Thursday, April 30, 2009

Art Phraseology: "Performance of Viewing"?

As I was listening to some online audio art dialogue snippets, a phrase new to me -- "performance of viewing" -- made me stop and think about how the convoluted language that gets used to describe art descriptively or conceptually can feel congratulatory, and often self congratulatory. The phrase, "performance of viewing", struck me as an incredibly distanced, perhaps even aggrandized, view of what viewers do, which is to look at and perhaps feel or think about the artwork.

To me, the phrase refers to the artist taking into account, while making and exhibiting art, considerations about how viewers takes in art presented by the artist, or perhaps said more broadly, the role of the viewer in the meaning of the art. But why think of the viewer as performing? Another word comes to mind: puppet-master. Can/should art be set up to anticipate and choreograph or manipulate every move by the viewer? What if the viewer does not cooperate and veers off predicted behavior or response? It's clear that meaning for viewers is derived by viewers based in how they each perceive and consider the artwork and words used to talk about, describe or place the artwork in context (words that are often in long winded, post-creation artists statements and explanatory text). But do we really want to think of this as performing?

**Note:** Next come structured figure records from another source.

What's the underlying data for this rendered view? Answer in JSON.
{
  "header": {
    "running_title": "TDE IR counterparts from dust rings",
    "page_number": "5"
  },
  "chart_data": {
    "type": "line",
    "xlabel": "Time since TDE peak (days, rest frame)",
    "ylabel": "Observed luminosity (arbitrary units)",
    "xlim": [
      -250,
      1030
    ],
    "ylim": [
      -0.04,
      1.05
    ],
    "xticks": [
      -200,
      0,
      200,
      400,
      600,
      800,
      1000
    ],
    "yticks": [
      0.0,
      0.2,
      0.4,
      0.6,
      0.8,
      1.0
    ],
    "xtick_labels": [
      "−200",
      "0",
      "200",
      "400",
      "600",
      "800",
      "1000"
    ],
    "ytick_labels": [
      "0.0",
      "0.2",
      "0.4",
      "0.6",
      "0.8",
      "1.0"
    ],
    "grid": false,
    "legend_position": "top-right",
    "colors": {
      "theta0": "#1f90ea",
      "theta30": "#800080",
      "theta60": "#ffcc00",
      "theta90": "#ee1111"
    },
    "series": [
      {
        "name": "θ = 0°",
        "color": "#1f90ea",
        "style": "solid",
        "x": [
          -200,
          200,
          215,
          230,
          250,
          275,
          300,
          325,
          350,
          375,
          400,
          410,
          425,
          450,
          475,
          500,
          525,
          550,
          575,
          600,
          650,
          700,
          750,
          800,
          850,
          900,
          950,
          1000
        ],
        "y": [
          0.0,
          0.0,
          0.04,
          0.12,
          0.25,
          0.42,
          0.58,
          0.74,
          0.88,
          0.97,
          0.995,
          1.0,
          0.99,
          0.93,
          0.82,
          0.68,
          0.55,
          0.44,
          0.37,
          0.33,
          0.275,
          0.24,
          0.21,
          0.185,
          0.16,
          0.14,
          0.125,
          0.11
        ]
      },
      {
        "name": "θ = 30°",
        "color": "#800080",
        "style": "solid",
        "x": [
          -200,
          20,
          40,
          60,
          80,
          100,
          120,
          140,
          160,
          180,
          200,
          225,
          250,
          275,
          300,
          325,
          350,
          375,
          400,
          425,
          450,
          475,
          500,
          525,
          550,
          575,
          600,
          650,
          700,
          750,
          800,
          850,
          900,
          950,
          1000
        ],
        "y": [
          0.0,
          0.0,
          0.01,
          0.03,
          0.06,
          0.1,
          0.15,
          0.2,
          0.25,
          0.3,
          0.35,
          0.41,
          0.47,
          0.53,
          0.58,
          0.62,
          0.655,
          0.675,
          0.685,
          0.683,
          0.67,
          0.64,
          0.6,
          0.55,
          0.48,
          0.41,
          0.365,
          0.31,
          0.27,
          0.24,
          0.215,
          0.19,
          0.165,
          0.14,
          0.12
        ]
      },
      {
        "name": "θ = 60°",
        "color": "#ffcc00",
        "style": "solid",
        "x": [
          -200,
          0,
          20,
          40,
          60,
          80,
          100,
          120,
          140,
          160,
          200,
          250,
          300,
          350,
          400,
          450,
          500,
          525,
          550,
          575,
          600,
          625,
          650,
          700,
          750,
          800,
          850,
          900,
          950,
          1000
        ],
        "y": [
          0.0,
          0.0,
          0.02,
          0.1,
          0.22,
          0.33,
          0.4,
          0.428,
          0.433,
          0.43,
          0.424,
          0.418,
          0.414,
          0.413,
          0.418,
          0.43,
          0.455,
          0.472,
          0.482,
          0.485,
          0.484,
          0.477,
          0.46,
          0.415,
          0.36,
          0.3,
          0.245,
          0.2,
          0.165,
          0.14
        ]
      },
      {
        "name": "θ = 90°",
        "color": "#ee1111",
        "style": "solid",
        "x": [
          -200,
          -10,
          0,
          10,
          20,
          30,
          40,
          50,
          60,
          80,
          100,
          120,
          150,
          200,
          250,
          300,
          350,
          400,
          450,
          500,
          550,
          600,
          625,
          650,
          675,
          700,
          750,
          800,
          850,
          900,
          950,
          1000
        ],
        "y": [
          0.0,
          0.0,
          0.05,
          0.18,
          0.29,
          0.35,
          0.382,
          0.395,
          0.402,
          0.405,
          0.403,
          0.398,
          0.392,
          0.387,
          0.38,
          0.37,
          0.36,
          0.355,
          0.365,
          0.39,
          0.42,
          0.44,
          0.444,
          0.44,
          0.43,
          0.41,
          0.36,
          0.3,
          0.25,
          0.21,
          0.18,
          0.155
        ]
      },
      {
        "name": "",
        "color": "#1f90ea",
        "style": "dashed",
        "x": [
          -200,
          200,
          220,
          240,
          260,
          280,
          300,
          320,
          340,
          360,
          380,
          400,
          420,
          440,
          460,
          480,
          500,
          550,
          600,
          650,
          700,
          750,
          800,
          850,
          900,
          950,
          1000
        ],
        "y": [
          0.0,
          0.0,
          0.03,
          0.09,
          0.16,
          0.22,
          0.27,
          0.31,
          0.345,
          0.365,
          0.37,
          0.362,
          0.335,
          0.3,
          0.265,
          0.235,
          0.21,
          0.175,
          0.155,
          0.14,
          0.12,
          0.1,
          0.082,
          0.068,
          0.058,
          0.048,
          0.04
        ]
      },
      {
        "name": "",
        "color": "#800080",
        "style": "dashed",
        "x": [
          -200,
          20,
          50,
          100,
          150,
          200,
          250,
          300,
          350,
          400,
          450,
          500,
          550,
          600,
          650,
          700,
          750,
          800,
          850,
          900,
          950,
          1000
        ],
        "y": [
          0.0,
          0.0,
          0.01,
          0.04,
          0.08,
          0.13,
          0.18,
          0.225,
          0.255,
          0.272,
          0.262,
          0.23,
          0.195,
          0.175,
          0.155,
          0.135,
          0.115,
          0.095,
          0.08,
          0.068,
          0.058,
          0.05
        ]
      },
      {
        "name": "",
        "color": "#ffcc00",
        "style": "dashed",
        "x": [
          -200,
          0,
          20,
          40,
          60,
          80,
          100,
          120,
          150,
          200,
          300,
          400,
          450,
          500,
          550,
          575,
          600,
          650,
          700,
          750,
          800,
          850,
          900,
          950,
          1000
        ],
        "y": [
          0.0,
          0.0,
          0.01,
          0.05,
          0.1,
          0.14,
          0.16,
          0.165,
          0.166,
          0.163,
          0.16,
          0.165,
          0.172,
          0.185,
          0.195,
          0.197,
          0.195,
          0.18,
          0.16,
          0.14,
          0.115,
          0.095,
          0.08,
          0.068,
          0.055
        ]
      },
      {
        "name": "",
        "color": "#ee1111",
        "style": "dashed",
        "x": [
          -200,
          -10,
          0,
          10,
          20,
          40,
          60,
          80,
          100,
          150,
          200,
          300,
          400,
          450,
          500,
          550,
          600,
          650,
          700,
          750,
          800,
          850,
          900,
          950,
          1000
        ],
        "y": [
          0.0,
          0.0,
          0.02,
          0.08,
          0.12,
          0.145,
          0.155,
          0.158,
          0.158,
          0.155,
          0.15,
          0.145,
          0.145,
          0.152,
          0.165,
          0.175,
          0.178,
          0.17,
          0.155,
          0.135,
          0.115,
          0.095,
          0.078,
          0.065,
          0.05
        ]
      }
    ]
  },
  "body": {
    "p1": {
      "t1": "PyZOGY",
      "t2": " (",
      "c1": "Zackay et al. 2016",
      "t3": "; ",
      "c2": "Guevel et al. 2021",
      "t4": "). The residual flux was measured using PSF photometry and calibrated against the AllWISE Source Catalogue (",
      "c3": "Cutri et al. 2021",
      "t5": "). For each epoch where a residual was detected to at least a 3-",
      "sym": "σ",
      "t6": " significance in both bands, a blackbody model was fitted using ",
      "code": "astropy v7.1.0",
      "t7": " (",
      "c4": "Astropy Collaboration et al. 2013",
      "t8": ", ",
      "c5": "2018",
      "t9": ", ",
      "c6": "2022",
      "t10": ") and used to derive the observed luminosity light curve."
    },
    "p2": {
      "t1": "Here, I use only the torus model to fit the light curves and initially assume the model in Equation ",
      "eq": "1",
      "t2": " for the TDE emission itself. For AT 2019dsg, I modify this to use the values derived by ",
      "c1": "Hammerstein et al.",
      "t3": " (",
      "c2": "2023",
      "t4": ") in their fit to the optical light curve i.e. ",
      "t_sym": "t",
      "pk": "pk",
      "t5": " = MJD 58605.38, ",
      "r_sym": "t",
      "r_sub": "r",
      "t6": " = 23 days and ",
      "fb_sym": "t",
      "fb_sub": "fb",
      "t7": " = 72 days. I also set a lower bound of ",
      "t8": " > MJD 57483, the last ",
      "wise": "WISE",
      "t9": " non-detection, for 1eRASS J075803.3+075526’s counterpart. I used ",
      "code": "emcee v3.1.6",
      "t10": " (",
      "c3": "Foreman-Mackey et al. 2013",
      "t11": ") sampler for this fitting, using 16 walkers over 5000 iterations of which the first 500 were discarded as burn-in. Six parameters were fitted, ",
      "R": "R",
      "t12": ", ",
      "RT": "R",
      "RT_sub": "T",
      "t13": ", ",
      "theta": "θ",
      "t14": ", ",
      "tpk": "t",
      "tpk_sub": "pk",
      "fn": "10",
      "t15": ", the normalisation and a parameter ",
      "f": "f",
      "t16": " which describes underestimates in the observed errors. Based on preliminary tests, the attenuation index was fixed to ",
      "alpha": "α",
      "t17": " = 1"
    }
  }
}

I googled the phrase to see what came up, and landed on a chapter by titled, "Performance of Viewing" in a 2001 book called, The Sculptural Imagination, By Alex Potts, which I will have to read further. The use of the phrase there was rather benign, discussing approach to sculpture by 1960s artists, Morris in particular, with two possibilities for the role of the viewer -- one recognizing the artist in making the art object views the developing work while engaging in making it and one imparting meaning to the art through the social interaction of viewers engaging and experiencing the art. The author concludes that Morris tended toward the first, rather than the second, and was more focused on translating the world of the artist to the world of the viewer, rather than having objective viewers' interactions with the work impart the work's meaning.

I fall in between. Since it's inevitable that one views the work while making it (absent a blindfold, though even then one would "view" through other senses, like touch), I consider how I am viewing work as I make it, as well as directions/points of view from which viewers are likely to engage the work, with my eye as an imperfect proxy for the viewers' eyes. I also think that meaning for viewers comes from how they ultimately engage and perceive the work. I am interested in convergence and divergence of their perceptions and derived meanings from the perceptions that I intended; that is the conversation.

I remain put off by thinking of the viewer as performing, however. I think it devalues their participation and reflects that the creation of spectacle has become a more dominant part of art making.